Unemployment insurance benefits
First, let’s keep in mind that unemployment insurance (UI) benefits have strings attached. The benefits are not free money, but are similar to receiving pay for the full time job of searching for work. This philosophy is codified in the Texas Unemployment Compensation Act (TUCA), specifically in Section 207.021 (a) (3) and (4), which says that a claimant:
- has a continuing duty to be able to work (medically or physically) and to be available for work.
- must apply for, accept, and return to suitable work.
In other words, you are not allowed to collect if you cannot work or do not search for work. Employers have rights under the UI system to make sure a claimant receiving UI adheres to these rules.
Helping the TWC
The Texas Workforce Commission is a busy agency that processes thousands of claims each month. Employers can support the TWC’s efforts by informing the agency of all issues related to a claim for benefits. You can assist TWC by keeping your ears and eyes open for what you might learn from the claimant, either by word of mouth, social media, or through requests for references. The Fund has been successful in helping members prove grounds for disqualification weeks or even months after their claims were processed and granted.
The following are two examples of how a claim was disqualified well after it was processed because of additional information the employer found and submitted to the Texas Workforce Commission.
Putting it on Facebook
In this case, a claimant had been laid off from the district due to budget cuts, which provided a valid claim for benefits since there was no misconduct. She decided to go back to school full-time and take a few vacations along the way, including a 10-day trip to Hawaii. This claimant was still friends with many of her former coworkers and she shared this information on Facebook.
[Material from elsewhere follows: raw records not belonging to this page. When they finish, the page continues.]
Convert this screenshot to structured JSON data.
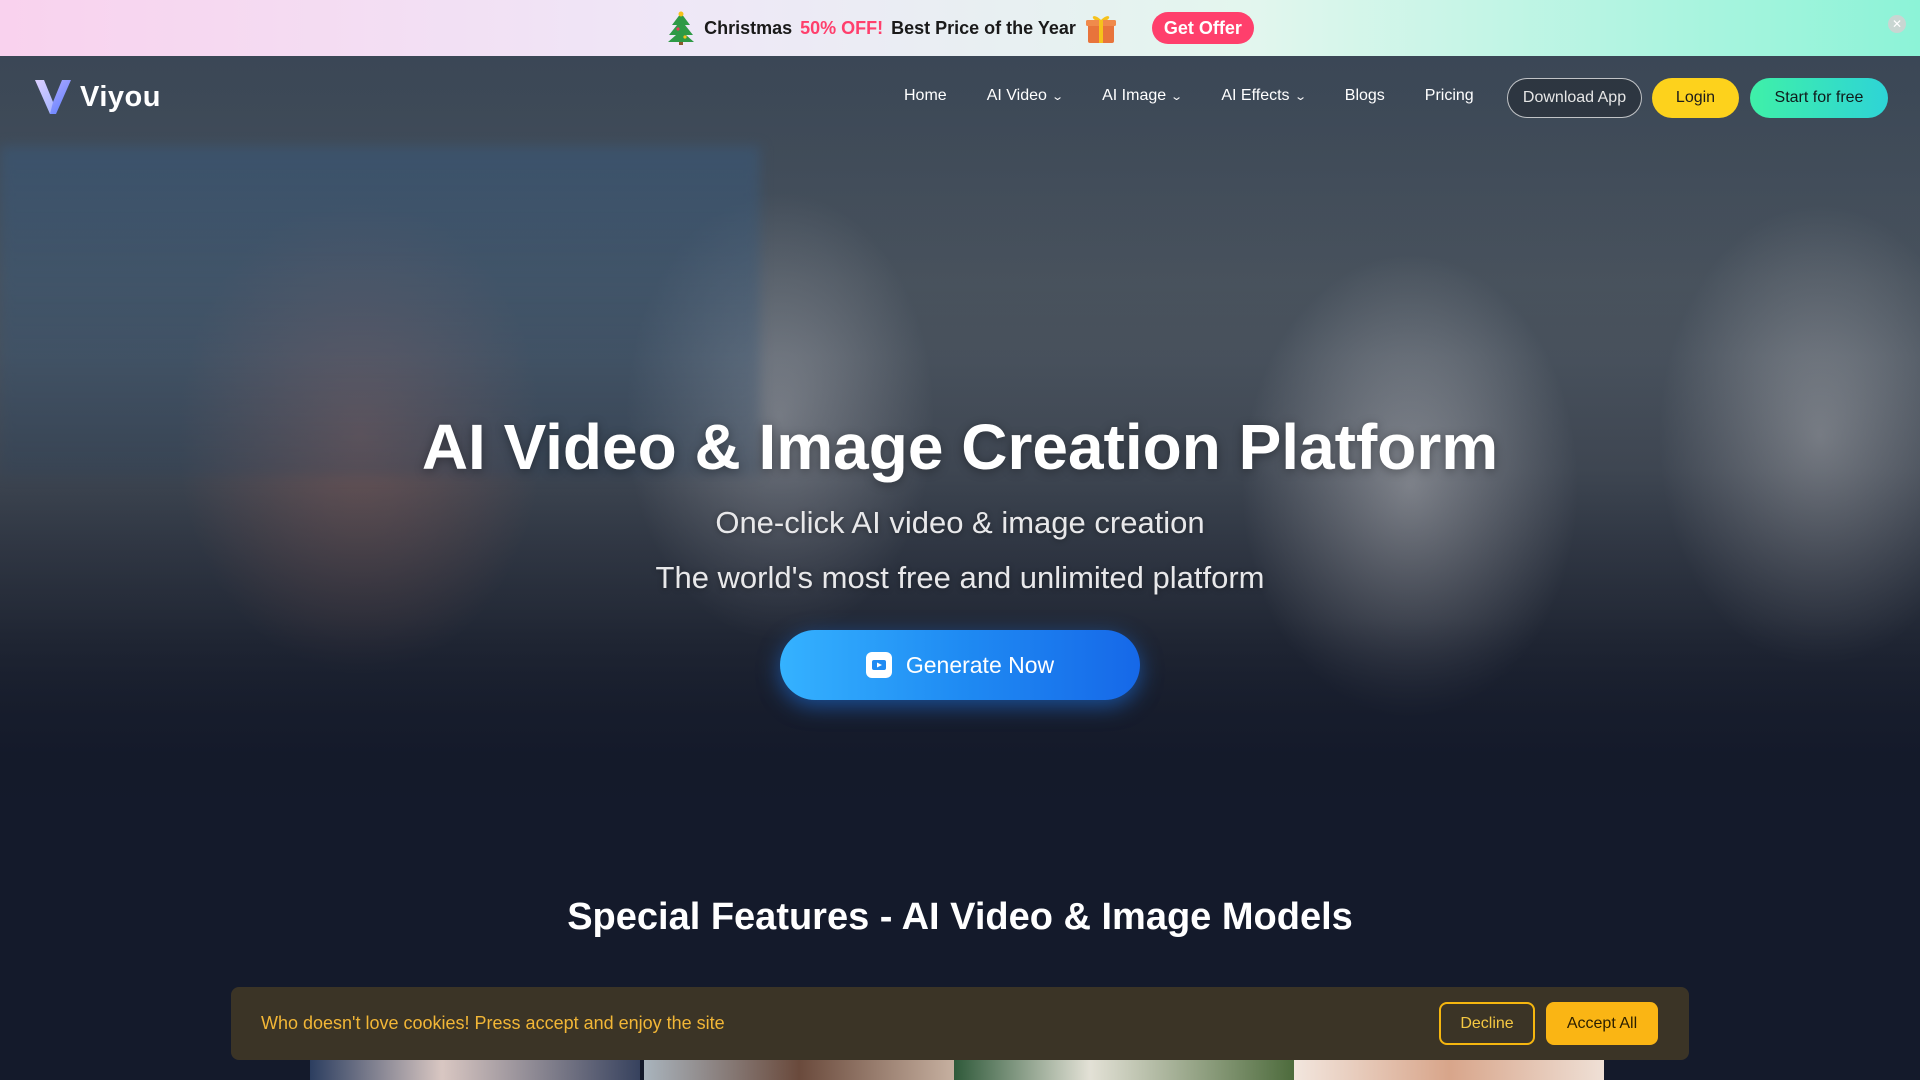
{
  "promo": {
    "lead": "Christmas",
    "discount": "50% OFF!",
    "tail": "Best Price of the Year",
    "button": "Get Offer",
    "close_icon": "close-icon",
    "tree_icon": "christmas-tree-icon",
    "gift_icon": "gift-icon",
    "accent": "#ff3f6c"
  },
  "nav": {
    "brand": "Viyou",
    "links": [
      "Home",
      "AI Video",
      "AI Image",
      "AI Effects",
      "Blogs",
      "Pricing"
    ],
    "download": "Download App",
    "login": "Login",
    "start": "Start for free"
  },
  "hero": {
    "title": "AI Video & Image Creation Platform",
    "subtitle1": "One-click AI video & image creation",
    "subtitle2": "The world's most free and unlimited platform",
    "cta": "Generate Now"
  },
  "features": {
    "title": "Special Features - AI Video & Image Models"
  },
  "cookie": {
    "text": "Who doesn't love cookies! Press accept and enjoy the site",
    "decline": "Decline",
    "accept": "Accept All"
  },
  "colors": {
    "login": "#fdd21c",
    "start_gradient": [
      "#3ff0a8",
      "#2ed4d6"
    ],
    "generate_gradient": [
      "#35b2ff",
      "#1668e8"
    ],
    "cookie_accent": "#f5b60f",
    "page_bg": "#141a2b"
  }
}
Disqualification: You must be available for work
Not only was she not searching for work, she was also not available for work. Going to school full time is contrary to Section 207.021(a)(4), which states a claimant must be available for work to be eligible for benefits. In this case, the district submitted almost a year’s worth of Facebook posts to TWC. Since the claimant wrote them and placed them on the Internet, they were perfectly admissible. Her posts showed that she was attending school full time and was thus not available to work. The time she spent in Hawaii even furthered the case that she was unavailable to work. The result was that the claimant had to refund her full 26 weeks of benefits to TWC, helping out the district that was already in a budget crunch.
In this case, a claimant qualified for benefits due to a layoff at a district and TWC granted his claim for when he filed at the beginning of June. However, the neighboring district hired him and expected him to report to work after the summer was over in August.
Disqualification: Reasonable assurance to return to work
The first district could not dispute his claim because of the layoff, but when they got a request from the neighboring district for the claimant’s service records at the start of the new school year, they notified TWC that the claimant had been offered employment to begin during the new school term. The claimant had been making claims for benefits the entire summer, waiting for his new job to begin. Because the district was diligent in following up, he was denied future benefits and owed the benefits he had received over the summer from the time he had accepted the new job. Once his new contract was signed he had reasonable assurance to return to work in the fall, resulting in no charges to his previous employer after that point.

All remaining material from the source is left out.